Ein Vermittlungsangebot Chinas, dem zweitgrößten Handelspartner Nigers nach Frankreich, haben die französischen Regierungsvertreter ignoriert. Der chinesische Botschafter in Niger, Jiang Feng, hatte dieses Angebot unterbreitet, nachdem er sich mit Ali Mahaman Lamine Zeine, dem von der Militärjunta ernannten Premierminister, getroffen hatte.

Jiang erklärte: „Die chinesische Regierung will eine positive Rolle als Vermittler spielen und dabei die Länder in der Region vollständig respektieren, um eine politische Lösung für die Krise in Niger zu finden. … China folgt immer dem Prinzip der Nichteinmischung in die inneren Angelegenheiten anderer Länder.“ Weiter äußerte er die Hoffnung, die afrikanischen Länder könnten „ihre Probleme auf afrikanische Art und Weise lösen“.

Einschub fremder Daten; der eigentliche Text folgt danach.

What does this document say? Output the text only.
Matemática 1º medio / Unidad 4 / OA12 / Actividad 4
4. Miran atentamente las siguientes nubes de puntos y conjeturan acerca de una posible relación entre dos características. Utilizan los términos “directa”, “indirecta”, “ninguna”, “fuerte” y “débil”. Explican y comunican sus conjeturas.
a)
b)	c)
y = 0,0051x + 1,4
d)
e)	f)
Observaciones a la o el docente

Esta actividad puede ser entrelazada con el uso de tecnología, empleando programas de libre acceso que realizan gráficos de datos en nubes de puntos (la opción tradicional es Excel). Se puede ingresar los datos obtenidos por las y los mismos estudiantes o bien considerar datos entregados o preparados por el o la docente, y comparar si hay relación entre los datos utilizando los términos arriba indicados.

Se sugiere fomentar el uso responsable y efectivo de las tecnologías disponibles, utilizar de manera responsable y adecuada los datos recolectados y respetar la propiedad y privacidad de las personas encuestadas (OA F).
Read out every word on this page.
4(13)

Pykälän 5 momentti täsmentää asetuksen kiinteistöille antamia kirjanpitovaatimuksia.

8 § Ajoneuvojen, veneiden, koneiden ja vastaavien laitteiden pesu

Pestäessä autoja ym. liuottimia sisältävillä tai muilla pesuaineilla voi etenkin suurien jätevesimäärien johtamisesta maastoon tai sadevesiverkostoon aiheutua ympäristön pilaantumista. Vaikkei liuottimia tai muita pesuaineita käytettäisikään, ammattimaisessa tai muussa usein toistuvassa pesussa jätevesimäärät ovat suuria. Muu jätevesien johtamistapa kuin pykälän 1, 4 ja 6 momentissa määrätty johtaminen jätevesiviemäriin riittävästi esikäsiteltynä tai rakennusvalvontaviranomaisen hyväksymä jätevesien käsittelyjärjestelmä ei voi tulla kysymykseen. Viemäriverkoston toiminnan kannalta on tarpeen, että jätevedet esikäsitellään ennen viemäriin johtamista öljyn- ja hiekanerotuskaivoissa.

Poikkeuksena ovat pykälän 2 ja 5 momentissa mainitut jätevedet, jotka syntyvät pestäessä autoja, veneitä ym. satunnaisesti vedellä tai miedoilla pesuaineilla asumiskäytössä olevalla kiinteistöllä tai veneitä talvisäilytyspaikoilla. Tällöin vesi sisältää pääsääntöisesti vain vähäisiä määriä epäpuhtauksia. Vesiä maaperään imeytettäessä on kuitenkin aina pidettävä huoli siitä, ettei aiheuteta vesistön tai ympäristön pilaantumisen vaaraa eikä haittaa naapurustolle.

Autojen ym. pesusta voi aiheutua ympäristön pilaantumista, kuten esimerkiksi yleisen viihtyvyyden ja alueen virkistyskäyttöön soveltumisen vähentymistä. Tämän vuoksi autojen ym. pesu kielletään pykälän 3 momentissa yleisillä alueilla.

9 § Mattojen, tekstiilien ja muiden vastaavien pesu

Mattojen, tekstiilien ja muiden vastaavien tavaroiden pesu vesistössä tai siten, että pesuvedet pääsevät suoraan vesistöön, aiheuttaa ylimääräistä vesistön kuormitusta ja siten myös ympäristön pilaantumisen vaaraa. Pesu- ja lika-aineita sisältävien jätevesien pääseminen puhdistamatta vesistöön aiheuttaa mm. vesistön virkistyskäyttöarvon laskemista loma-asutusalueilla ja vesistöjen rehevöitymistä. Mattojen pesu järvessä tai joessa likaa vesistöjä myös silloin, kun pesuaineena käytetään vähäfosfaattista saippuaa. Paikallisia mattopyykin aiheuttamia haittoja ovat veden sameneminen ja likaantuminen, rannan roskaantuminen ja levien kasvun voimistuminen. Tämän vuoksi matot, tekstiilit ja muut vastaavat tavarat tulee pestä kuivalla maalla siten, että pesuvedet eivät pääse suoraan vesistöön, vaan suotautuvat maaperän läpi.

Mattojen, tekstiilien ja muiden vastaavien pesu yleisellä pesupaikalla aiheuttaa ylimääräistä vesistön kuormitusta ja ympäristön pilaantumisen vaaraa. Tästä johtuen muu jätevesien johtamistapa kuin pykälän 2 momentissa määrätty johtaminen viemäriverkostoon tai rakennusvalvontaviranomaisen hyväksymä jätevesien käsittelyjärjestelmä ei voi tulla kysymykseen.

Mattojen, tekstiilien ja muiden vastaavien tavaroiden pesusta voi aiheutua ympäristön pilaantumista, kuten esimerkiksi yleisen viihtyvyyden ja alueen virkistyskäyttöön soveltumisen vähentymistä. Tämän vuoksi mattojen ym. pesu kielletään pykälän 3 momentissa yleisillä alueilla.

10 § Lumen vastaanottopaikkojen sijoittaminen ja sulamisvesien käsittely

Der Versuch des chinesischen Regimes, eine Einigung mit Paris auszuhandeln, ist Ausdruck der Besorgnis innerhalb der herrschenden Kreise Pekings über Macrons aggressive Politik in Niger. Seit dem Putsch am 26. Juli, bei dem der von Frankreich unterstützte Präsident Mohamed Bazoum gestürzt wurde, hat Macron aggressiv auf Sanktionen gegen Niger und auf Vorbereitungen für einen Einmarsch der Staaten der Westafrikanischen Wirtschaftsgemeinschaft (ECOWAS) gedrängt, um Bazoum wieder an die Macht zu bringen. Die Sanktionen und die Drohung, die Junta in Niamey zu stürzen, stehen im Widerspruch zu wichtigen chinesischen Wirtschaftsinteressen.

Peking baut groß angelegte Infrastrukturprojekte in Niger, eines der ärmsten Länder der Welt, das jahrzehntelang unter der Vorherrschaft Frankreichs stand und erst 1960 formelle Unabhängigkeit erlangte. China baut eine 2.000 Kilometer lange Ölpipeline, um nigrisches Öl zu Häfen in Benin zu befördern, und ein Wasserkraftwerk in Kandaji am Niger für eine Milliarde Euro, um die Zahl der Stromausfälle in Niger zu verringern. Es ist unklar, ob die von Frankreich und der ECOWAS verhängten Sanktionen Pekings Projekte blockieren können oder ob Niger in der Lage wäre, mit seinen Ölexporten auf dem Weltmarkt die ECOWAS-Sanktionen zu umgehen.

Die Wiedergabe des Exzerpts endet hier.